The love potion could have also been used to show how young love changes as quickly and easily as though they are being put under a love spell. For instance, Demetrius’ coldness towards Helena changes to infatuation, in Act 2, Scene 1, “I love thee not”, and then in Act 3, Scene 2, “O Helen, goddess, nymph, perfect, divine!” The comical elements of the play emphasise this by making the characters change their feelings towards each other more often then necessary.
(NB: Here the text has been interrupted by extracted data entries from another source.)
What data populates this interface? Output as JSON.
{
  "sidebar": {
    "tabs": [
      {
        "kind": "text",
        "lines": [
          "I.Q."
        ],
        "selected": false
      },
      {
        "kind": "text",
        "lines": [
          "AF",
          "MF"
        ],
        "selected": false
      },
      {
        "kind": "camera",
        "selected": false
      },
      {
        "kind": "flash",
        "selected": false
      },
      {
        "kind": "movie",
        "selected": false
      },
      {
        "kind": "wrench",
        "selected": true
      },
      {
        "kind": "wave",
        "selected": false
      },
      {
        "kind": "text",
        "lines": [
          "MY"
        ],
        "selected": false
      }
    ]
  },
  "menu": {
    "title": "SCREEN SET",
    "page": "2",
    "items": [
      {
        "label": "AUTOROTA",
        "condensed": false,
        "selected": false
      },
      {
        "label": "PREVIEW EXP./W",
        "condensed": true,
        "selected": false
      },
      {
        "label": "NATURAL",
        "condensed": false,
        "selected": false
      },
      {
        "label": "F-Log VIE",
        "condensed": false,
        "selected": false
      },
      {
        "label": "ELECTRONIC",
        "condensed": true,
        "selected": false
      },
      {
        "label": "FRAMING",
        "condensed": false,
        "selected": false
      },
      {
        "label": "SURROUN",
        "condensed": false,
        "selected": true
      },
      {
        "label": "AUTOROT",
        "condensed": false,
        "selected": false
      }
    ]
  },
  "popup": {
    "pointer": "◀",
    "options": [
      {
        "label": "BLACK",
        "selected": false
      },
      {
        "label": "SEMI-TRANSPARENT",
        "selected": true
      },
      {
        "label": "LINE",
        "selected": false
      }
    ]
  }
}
Shakespeare, instead of mocking love, could be trying to show what a powerful emotion it is. In ‘A Midsummer Night’s Dream’, love often drives people to do things that are out of character, like when Hermia went against her father Egeus by not marrying the man he had chosen. There are more examples of when Shakespeare demonstrates how love can take control, and take away people’s sense and rational thought; even Bottom sees this, as he says in Act 3, Scene 1, “reason and love/keep little company together nowadays”. When Lysander and Hermia run away to the forest, they didn’t stop to think about wild beasts, or what they’d do for food or shelter. Similarly, when Titania fell in love with Bottom, she never stopped to think that he was a man with the head of an ass. This shows to a greater extent the power of love: the fairies have some authority over nature i.e. they are very influential, and yet love can control the most powerful of them. On that point, it is worth noting that the massive disturbances in nature came from what was love, with Titania and Oberon in Act 2, Scene 1.
Shakespeare could also be illustrating the ways that love doesn’t always go to plan, or the way people might want it to. Oberon wanted the relationship problems of the Athenians to be sorted, so in Act 2 Scene 1, he asked Puck to “anoint [Demetrius’] eyes”. Shakespeare is demonstrating that people are idealistic about love and they think that they can make it all happy and even. Then when Shakespeare makes them fall in love with the ‘wrong’ person, Shakespeare is showing how, as said by Lysander in Act 1 Scene 1, “The course of true love never did run smooth”.
Shakespeare makes ‘A Midsummer Night’s Dream’ a comedy by making fun of the powerful and complex emotion of love, which he does in many different ways. By making fun of love and lovers, Shakespeare gets his point across more easily and effectively- the fact that love is extremely powerful and causes people to do things out of character.
In conclusion I think that throughout the play Shakespeare tries to portray the strong emotions of love but in order to do this he uses the element of comedy, which at times makes it seem like he is only mocking love, so that the play is light and dreamlike but still has depth.